Luke was finally to the door of the Sorenson house, knocked, and then pushed the doorbell once.
No more time to think about other things. I needed to focus on Luke and my grandfather, my father’s father that was still alive.
I steeled myself, trying to be ready for anything.
It was only a few moments before an older man appeared at the door. He was tall, with a dark mustache but his hair was wispy and white over his head. He wore a robe, with brown pants that showed his ankles, and a white T-shirt, though it had yellowed a little at the edges.

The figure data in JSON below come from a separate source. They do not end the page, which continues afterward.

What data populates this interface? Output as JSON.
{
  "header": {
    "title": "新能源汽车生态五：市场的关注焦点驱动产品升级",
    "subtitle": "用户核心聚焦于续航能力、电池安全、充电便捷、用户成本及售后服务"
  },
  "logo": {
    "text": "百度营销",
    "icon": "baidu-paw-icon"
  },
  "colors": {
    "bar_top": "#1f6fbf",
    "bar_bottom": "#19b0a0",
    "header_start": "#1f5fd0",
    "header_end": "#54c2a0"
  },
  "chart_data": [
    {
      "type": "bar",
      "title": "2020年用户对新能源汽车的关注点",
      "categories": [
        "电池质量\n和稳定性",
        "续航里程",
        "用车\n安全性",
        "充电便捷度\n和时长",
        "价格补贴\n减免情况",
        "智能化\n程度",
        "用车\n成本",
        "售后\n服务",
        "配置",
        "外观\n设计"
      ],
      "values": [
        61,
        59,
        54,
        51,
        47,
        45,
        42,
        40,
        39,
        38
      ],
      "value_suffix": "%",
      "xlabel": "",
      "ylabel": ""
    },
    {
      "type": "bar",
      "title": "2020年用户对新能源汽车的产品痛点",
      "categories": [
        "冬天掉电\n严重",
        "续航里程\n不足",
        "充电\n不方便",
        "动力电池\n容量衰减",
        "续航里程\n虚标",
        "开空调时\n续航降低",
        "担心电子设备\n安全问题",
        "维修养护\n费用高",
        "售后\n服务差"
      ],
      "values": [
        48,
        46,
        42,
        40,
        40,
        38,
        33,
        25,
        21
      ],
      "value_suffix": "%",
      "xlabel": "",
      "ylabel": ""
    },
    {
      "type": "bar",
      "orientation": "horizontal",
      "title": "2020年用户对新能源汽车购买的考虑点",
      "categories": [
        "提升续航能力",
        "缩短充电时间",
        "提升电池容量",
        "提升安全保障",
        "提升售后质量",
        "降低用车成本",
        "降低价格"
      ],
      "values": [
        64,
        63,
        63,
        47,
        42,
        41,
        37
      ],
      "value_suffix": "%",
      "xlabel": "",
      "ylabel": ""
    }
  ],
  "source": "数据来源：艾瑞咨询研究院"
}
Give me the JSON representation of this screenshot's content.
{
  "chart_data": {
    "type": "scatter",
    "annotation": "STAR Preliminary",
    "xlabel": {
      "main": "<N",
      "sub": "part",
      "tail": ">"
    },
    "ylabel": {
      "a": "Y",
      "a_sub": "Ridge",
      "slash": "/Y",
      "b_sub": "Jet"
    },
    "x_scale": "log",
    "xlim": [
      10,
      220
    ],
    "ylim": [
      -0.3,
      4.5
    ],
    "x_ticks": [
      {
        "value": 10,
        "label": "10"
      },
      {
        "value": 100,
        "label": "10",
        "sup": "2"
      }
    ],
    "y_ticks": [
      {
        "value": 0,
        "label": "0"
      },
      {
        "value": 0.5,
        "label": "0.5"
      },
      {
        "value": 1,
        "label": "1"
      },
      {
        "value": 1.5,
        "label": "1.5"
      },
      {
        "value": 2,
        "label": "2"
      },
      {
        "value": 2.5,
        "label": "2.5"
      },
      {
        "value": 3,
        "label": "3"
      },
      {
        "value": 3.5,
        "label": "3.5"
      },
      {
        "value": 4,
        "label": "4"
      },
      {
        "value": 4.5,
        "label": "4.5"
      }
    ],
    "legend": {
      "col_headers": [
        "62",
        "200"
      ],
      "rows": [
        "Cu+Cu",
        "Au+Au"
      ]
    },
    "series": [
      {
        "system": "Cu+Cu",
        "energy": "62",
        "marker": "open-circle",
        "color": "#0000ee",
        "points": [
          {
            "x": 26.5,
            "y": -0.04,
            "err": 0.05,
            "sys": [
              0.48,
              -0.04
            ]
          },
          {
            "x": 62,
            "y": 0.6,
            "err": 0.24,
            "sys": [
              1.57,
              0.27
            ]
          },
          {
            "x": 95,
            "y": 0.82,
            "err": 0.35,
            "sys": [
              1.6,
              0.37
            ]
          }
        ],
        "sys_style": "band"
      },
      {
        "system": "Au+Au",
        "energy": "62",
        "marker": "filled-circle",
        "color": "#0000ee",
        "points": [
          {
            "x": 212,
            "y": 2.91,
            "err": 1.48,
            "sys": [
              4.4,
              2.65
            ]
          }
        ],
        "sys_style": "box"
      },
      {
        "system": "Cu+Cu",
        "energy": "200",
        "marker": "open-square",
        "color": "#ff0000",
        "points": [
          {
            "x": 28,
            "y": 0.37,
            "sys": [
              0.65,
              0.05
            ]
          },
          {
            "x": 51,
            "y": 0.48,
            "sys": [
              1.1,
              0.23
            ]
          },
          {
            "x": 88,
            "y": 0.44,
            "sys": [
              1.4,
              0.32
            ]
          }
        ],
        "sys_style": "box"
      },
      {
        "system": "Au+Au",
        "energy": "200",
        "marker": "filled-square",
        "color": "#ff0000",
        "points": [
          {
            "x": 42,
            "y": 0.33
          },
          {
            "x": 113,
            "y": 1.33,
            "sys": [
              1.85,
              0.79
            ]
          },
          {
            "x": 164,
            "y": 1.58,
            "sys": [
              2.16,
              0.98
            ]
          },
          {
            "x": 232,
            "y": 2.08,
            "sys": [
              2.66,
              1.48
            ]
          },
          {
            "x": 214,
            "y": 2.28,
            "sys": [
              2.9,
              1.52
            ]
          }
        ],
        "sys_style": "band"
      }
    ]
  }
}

My grandfather. He’d aged since I’d seen him. He didn’t have the white hair before. There was suddenly a distant memory of his face. I couldn’t even recall when, only that it was at the old house in Illinois. The baseball games he would watch while he visited. I sat with him often to watch. He never said much to me, just to the TV screen about the game.
My grandmother, Sangrida Sorenson, was much more faded to me. While she had visited, she kept to the kitchen mostly.
My grandfather bent forward to hold open the door, which seemed heavy enough to swing back in his face unless he held it securely. He clutched at his robe as he stared down Luke. “Can I help you?” he asked.